A Rádio Gaúcha e o blog Acerto de Conta$ tentam contato com as indústrias para uma posição das empresas. Comunicados recebidos:
Da Vonpar, empresa da marca Mu-Mu:
"- A investigação do Ministério Público está concentrada no transporte entre o produtor leiteiro e os postos de resfriamento, onde o produto fica armazenado antes da entrada em nossa fábrica.
- A empresa atende a todos os requisitos e protocolos de testes de matéria prima exigidos pelo Ministério da Agricultura, Pecuária e Abastecimento.
- A empresa permanece à disposição do MP e MAPA, no que for solicitado.
Para os consumidores que eventualmente possuam os produtos do lote 3 ARC, fabricação 18 de janeiro de 2013, ou tiverem dúvidas, o Sistema de Atendimento ao Consumidor está à disposição para esclarecimentos: 0800 51 7542, de segunda a sexta, das 7h30 às 18h30 e, aos sábados, das 7h30 às 13h30."
Da Bom Gosto, empresa da marca Líder:
"A Líder informa que o lote de leite UHT, marca Líder (lote TAP 1 MB), produzido em 17 de dezembro de 2012 em Tapejara, no Rio Grande do Sul, mencionado na investigação do Ministério Público do referido Estado, foi retirado completamente do mercado em fevereiro deste ano, tão logo a Companhia tomou conhecimento da possibilidade de existir um problema de qualidade no lote.

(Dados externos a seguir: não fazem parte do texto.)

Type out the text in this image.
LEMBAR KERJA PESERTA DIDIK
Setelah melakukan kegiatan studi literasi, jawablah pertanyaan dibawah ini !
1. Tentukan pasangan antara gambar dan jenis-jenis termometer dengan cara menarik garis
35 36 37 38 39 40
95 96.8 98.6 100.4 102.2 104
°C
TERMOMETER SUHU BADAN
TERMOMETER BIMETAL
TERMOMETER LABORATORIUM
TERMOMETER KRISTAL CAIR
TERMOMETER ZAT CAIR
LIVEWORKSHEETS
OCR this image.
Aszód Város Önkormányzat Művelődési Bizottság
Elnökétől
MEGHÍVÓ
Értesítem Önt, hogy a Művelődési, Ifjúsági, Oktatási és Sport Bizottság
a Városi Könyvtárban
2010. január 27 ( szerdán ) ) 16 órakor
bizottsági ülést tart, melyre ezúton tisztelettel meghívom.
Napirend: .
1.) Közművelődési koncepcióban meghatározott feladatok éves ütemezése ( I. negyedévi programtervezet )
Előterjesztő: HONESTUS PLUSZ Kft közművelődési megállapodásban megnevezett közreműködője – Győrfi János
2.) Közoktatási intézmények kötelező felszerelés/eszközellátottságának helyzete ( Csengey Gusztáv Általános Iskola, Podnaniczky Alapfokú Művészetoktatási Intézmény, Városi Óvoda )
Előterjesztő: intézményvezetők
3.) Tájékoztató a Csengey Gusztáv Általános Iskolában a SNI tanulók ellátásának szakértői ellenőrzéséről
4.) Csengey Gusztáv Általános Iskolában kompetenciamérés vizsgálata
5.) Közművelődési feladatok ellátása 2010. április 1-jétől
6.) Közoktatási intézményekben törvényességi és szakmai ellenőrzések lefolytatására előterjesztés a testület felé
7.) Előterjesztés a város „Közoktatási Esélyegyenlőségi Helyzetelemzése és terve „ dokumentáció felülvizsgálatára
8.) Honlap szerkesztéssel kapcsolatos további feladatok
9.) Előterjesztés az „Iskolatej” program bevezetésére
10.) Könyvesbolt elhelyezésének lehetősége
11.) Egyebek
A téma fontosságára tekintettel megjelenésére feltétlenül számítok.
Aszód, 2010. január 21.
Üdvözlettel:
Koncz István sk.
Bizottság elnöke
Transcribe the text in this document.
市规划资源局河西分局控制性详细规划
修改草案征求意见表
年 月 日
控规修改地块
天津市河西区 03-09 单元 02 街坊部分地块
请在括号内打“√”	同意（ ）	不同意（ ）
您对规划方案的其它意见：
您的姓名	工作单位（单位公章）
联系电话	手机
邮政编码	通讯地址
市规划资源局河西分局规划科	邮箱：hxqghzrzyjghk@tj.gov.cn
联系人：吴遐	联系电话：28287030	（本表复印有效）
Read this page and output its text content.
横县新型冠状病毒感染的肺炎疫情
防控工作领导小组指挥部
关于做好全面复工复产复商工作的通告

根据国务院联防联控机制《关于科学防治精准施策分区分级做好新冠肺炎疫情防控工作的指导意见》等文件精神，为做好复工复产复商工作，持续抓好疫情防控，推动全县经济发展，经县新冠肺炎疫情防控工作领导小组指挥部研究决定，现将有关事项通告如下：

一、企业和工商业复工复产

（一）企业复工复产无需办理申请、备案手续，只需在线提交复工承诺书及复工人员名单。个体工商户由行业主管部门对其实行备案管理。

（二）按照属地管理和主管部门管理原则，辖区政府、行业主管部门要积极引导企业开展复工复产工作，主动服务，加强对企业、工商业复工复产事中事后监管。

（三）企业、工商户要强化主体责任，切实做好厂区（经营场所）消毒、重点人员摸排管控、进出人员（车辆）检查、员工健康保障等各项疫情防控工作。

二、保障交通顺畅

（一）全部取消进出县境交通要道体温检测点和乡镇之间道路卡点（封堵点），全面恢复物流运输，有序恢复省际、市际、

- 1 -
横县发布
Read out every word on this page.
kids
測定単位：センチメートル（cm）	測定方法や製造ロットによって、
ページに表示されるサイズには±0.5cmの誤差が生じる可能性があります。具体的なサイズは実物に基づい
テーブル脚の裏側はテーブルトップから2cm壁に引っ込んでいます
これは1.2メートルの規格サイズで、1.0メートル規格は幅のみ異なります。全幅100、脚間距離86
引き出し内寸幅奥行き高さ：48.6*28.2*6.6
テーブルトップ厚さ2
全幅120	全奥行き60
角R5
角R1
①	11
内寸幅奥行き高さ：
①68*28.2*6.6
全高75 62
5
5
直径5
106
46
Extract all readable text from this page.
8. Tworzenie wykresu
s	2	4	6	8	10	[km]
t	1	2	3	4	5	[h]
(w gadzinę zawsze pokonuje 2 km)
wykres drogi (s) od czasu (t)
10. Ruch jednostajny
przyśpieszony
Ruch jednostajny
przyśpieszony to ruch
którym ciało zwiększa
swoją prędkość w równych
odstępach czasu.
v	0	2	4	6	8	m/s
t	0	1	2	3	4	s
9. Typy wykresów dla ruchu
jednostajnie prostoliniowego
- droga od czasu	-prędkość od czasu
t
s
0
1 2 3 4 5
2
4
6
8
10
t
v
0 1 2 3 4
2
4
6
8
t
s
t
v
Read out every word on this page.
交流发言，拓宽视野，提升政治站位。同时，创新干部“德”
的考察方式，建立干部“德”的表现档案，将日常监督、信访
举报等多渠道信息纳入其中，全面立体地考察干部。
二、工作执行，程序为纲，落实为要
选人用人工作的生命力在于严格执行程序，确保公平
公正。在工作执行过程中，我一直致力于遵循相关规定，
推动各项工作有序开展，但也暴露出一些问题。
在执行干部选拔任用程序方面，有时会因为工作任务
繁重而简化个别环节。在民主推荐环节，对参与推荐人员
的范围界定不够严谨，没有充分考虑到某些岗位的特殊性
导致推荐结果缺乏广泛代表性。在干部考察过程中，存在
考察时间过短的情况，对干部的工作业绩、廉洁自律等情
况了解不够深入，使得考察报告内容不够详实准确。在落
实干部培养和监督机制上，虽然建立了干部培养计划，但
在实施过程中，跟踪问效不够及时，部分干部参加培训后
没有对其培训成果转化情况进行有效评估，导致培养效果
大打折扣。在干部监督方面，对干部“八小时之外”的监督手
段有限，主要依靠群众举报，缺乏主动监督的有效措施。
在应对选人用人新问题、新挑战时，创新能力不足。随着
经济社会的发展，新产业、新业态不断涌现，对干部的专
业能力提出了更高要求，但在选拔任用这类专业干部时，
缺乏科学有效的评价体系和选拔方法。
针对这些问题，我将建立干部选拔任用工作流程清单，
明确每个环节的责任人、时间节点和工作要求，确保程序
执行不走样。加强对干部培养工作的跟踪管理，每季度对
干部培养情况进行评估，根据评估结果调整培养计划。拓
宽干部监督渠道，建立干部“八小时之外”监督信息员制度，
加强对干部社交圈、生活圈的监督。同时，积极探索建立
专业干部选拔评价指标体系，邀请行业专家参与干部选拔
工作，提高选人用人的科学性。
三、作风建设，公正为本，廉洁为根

Em vista disso, já foram descredenciadas cinco transportadoras terceirizadas de leite cru. A empresa também decidiu fechar um dos postos de resfriamento no Rio Grande do Sul por causa da ação de fraudadores na região. A companhia tem acompanhado de perto a investigação do MP e já tomou as medidas cabíveis com relação aos envolvidos.
A Líder reafirma que segue todas as regras de fiscalização exigidas pelo Ministério da Agricultura e que, a partir de janeiro deste ano, reforçou a fiscalização do leite recebido, incluindo as novas exigências do Ministério da Agricultura. Além disso, a Líder faz dupla checagem, nos postos de resfriamento e na fábrica, e desde janeiro não detectou nenhuma adulteração no leite cru adquirido. O leite Líder disponível no mercado está apto, portanto, para ser consumido com segurança."